Rund um die Uhr wurde Schloß Leopoldskron von Sicherheitskräften bewacht. Zu groß war die Gefahr, daß die Konferenz über modernen Islamismus zur Zielscheibe von Angriffen wird. Besonders brisant: Das Treffen der versammelten Islamkenner und -Kritiker – darunter auch die Bestsellerautoren Ayaan Hirsi Ali und Hamed Abdel Samad sowie die Imamin Seyran Ateş aus Berlin – mußte streng geheim gehalten werden, um Attacken vorzubeugen. Für etliche der Gäste war das allerdings der leidvolle Normalzustand. Viele von ihnen leben schon seit Jahren unter Polizeischutz. „Als die Muslimbruderschaft in den 1920er Jahren gegründet wurde, waren sie Außenseiter, verfolgt, verstoßen und sogar verboten“, sagte ein US-Terrorexperte, der seinen Namen nicht in der Zeitung sehen möchte. „Nun sind wir es, die verfolgt, verstoßen und manchmal sogar verboten werden.“ Ziel der Konferenz war es, die Dynamik der Marginalisierung von Islamkritik zu brechen. „In die Offensive gehen“ lautete das Motto.

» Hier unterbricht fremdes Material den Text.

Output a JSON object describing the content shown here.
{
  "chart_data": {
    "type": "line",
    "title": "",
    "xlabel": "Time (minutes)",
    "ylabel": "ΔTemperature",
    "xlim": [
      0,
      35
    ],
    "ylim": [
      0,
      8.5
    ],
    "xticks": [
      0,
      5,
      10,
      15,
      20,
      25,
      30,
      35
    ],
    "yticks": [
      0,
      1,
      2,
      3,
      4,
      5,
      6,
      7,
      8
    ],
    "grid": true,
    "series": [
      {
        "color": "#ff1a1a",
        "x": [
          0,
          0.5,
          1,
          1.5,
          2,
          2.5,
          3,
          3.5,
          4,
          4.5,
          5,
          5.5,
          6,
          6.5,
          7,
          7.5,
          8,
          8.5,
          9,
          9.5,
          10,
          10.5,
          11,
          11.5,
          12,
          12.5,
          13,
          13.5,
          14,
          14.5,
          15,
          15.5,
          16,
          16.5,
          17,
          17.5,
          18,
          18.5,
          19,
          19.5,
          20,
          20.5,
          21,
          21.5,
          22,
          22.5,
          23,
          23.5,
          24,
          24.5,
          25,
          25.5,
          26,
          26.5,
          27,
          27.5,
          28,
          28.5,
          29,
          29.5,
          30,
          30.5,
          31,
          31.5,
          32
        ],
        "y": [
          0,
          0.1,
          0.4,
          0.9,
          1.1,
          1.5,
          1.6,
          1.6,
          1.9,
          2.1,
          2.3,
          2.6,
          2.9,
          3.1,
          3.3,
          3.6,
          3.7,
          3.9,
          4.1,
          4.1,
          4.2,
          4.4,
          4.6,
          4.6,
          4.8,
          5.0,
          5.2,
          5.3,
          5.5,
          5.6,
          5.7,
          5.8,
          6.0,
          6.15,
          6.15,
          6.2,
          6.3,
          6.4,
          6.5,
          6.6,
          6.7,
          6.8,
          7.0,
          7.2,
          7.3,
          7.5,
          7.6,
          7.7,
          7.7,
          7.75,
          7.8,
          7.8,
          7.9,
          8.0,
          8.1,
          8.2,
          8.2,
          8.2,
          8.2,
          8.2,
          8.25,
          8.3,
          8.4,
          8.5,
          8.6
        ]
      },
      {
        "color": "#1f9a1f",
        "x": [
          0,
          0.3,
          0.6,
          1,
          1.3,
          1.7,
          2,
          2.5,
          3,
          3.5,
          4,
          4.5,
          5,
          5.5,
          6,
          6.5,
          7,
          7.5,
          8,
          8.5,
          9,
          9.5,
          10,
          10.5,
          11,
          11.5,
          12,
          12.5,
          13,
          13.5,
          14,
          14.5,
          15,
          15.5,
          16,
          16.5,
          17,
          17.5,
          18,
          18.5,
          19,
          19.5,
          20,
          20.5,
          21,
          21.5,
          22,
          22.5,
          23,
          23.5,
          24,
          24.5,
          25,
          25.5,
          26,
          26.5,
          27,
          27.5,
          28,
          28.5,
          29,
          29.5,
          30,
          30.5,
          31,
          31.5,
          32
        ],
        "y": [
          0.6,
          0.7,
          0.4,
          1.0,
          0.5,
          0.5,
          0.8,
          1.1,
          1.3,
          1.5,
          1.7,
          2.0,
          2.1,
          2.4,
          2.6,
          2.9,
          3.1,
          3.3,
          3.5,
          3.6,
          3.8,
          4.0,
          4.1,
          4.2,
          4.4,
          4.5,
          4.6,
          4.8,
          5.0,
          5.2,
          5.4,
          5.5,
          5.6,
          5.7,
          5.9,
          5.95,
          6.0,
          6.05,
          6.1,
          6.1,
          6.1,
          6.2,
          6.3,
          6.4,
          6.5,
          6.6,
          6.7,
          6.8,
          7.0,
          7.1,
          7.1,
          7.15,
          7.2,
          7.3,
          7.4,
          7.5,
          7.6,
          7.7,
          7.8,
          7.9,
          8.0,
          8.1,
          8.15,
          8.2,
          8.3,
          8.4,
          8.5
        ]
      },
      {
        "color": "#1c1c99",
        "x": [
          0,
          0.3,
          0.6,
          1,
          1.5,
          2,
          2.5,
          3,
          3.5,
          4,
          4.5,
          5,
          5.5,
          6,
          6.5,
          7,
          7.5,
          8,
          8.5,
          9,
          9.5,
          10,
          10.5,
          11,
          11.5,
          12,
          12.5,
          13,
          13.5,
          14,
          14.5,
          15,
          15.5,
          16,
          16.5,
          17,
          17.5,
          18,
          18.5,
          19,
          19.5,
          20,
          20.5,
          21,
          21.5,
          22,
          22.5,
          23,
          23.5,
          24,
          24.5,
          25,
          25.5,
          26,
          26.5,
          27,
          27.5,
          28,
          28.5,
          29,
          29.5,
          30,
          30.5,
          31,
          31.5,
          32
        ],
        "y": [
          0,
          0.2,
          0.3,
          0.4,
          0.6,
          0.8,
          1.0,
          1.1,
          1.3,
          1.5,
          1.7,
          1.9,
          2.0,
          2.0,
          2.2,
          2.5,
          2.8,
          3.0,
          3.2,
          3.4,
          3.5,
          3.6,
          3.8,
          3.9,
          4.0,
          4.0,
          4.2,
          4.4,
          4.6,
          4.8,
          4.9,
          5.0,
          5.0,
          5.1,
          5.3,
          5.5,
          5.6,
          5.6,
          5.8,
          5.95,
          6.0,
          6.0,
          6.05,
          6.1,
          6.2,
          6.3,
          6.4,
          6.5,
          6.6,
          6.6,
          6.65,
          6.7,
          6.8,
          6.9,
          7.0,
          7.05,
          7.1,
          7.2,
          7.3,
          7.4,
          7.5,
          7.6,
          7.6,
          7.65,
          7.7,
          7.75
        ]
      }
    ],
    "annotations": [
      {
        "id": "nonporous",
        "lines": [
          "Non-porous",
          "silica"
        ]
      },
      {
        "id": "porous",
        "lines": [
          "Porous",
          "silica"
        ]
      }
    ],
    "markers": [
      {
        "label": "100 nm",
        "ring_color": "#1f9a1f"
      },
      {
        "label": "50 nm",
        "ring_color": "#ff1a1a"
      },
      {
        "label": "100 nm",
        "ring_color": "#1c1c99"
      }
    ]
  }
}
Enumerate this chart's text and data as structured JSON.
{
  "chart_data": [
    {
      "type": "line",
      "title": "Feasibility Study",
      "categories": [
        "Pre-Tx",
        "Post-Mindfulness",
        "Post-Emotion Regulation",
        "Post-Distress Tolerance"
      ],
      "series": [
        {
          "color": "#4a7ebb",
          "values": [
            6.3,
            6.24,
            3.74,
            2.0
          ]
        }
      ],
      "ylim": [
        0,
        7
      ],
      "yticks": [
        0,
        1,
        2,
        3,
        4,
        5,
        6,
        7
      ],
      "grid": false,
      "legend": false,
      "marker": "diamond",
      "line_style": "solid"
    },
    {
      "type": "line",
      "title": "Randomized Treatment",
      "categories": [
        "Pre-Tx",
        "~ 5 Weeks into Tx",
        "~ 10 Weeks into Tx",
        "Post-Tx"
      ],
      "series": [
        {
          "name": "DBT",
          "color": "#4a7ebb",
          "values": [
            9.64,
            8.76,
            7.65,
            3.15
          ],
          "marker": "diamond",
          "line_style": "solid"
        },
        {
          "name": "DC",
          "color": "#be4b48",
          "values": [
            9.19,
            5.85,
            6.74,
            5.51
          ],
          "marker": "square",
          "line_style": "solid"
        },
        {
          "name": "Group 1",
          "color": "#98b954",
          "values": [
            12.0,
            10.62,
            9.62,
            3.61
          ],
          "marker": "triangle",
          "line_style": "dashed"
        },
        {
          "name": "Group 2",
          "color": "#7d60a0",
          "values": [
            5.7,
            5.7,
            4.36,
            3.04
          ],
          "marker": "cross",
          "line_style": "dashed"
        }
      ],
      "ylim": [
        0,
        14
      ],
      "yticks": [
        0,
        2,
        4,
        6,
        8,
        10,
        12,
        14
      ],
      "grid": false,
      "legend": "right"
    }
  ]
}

Ayaan Hirsi Ali (52) zeigte sich beeindruckt von der Kulturlandschaft in Salzburg. „Es ist schwer sich vorzustellen, daß ein Volk, welches wie hier in Salzburg solche Schönheit hervorbringen konnte, vor 80 Jahren solche Greueltaten begehen konnte“, sagte sie. Doch dies gebe ihr auch Hoffnung im Kampf gegen den radikalen Islam. Der Besuch von Kriegs- und Holocaustdenkmälern in Deutschland und Österreich stärke ihre Zuversicht, daß selbst die gefährlichsten Ideologien besiegt werden könnten. In den letzten zwei Jahrzehnten habe sie gehofft und geträumt, Gemeinsamkeiten mit Muslimen zu finden, gegen die Muslimbruderschaft und den IS. Dieses Wochenende sei ein Schritt in diese Richtung, so Hirsi Ali, die dem Problem der Islamisierung auffallend optimistisch begegnet. Dies liege in erster Linie an grundlegenden Veränderungen in der islamischen Welt, wo der politische Islam in Ländern wie Saudi-Arabien und den Golfstaaten auf dem Rückzug sei. Saudi-Arabien habe aufgehört, die Dawa (arabisch für Missionierung) in aller Welt zu finanzieren. Die Bedrohung durch den IS habe diese Länder davon abgebracht, den radikalen Islam und den Wahabismus weiter zu finanzieren. Außerdem merkten die Golfstaaten, daß sie nicht ewig von Erdöl leben können. Daher steige der Druck, sich zu modernisieren und zu öffnen.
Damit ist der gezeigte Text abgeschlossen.